The WASP organization, WINGTIP-To-WINGTIP Association has been accepted by the Tournament of Roses to have a float in the 2014. They need all the help financially they can get as well as much recognition to make this float possible.
The purpose of having a float is to pay tribute to the WASP and perpetuate the legacy and story of the WASP for future generations–like the Tuskegee Airmen who had a float a few years ago.
Bettie Mae’s story came to light when Pasadena City College graphic artist Christina Rose found out about her amazing history, dedication and ultimate sacrifice.
In 2000, PCC celebrated its 75th anniversary. Bettie was selected to be one of their 75 most distinguished alumni (along with Jackie Robinson) and was honored at an impressive awards dinner at the Civic Auditorium.
On March 10, 2010 Bettie would have been honored at a Congressional Medal ceremony in Washington, DC, where all WASP were presented gold medals for their service. Hopefully, her surviving relatives received hers posthumously.

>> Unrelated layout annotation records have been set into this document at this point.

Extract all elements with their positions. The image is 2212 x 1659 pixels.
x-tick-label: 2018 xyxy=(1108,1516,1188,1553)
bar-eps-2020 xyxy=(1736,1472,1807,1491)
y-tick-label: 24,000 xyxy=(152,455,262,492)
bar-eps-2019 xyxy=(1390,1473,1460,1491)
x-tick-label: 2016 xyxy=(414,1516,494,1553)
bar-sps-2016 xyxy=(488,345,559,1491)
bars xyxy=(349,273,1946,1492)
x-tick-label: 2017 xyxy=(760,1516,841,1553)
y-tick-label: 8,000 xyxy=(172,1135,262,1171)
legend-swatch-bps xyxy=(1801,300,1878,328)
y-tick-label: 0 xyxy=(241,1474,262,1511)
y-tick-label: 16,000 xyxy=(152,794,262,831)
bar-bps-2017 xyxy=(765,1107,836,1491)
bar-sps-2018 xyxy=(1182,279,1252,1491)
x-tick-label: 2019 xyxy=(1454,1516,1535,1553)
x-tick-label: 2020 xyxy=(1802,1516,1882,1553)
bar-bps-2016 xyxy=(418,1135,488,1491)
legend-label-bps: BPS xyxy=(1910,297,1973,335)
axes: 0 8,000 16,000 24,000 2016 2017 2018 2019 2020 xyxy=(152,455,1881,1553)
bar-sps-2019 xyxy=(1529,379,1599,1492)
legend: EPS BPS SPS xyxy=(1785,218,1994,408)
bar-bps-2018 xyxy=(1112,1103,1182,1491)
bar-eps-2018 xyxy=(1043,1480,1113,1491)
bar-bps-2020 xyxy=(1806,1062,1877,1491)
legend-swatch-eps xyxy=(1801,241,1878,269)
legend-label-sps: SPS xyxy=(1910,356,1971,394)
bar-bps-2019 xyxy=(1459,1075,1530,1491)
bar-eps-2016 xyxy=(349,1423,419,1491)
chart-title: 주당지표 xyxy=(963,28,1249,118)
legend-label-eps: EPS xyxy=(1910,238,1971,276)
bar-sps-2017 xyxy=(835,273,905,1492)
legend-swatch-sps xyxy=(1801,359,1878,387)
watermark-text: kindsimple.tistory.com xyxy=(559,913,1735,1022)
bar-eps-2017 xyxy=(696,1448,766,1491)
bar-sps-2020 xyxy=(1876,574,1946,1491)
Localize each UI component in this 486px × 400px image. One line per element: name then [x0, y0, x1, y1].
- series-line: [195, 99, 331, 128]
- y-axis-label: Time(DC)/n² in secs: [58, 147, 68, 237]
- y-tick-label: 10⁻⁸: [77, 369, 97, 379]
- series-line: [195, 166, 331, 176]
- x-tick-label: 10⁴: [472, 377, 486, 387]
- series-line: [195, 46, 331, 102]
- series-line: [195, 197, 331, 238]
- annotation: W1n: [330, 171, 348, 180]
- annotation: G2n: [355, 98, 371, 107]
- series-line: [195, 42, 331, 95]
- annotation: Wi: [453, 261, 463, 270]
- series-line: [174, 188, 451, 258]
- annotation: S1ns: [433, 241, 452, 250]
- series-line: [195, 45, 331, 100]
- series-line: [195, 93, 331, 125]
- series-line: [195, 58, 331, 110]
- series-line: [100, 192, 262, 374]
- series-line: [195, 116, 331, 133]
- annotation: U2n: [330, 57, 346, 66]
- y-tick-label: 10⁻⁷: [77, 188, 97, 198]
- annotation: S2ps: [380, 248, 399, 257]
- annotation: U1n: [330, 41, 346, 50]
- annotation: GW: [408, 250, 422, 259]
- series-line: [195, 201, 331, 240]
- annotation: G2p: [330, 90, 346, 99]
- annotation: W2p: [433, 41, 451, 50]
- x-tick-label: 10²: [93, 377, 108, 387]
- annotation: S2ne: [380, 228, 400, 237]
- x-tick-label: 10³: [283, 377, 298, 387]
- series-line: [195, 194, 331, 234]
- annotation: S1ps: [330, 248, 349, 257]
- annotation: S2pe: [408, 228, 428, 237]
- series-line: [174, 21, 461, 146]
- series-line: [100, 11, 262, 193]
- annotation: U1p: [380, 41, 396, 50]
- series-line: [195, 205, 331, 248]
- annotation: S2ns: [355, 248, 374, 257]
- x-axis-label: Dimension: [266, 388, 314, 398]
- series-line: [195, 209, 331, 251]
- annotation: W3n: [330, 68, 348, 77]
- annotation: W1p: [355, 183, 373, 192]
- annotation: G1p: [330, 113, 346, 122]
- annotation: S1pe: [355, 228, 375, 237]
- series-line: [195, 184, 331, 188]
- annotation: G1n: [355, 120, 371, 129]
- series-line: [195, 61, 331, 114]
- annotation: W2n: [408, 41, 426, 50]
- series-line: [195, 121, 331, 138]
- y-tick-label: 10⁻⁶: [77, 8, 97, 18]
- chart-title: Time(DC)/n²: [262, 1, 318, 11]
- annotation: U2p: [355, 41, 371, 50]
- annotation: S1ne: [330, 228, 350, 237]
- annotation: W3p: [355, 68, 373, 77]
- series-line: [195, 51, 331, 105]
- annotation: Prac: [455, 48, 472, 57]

“Sent home in a cheap pine box” was featured in the text of the bill sent to Congress for approval for the Gold Medal. Bettie Mae Scott was a sort of ‘poster child’ for the cause, according to Christina Rose.
Thirty-eight young women gave their lives in military service to the United States of America in a quasi-secret program in World War II, thirty eight deaths that received no particular honors or remembrance until March 9, 2010 when a “missing man” formation of jet fighters flew over the Air Force Memorial in Washington DC, the day before their colleagues, the Women Air force Service Pilots received the Congressional Gold Medal in recognition of their invaluable role in winning that terrible war.
“The thirty eight died in the normal way that so many perish in times of conflict, not as a direct result of enemy fire, but in various training and service accidents, engine failures, one taking off and collided with landing plane that had not been cleared by the tower, another burning in a cockpit due to a possibly faulty maintenance repair, and yet another roaring off into the skies over LA with her P-51, never to be seen or heard of again . . . . The normal tragedies of military service . . . young lives cut short because of that strong desire to find a way to serve a higher calling than one’s own personal interest, one’s nation, a nation that one feels”worth the sacrifice” that may be made, like Bettie Mae Scott (http://fifinella.com/bettiescott.htm) a few weeks before her 23rd birthday.”
Thirty-eight who stand for and represent so many others who served as the WASP and in all the services of our nation, both private and governmental, all who shared, and still share the ideals of those young beautiful women.
A Rose of Remembrance before a national audience Jan 2014, remembering the 38 and all the women who served, who serve, and who will serve this nation.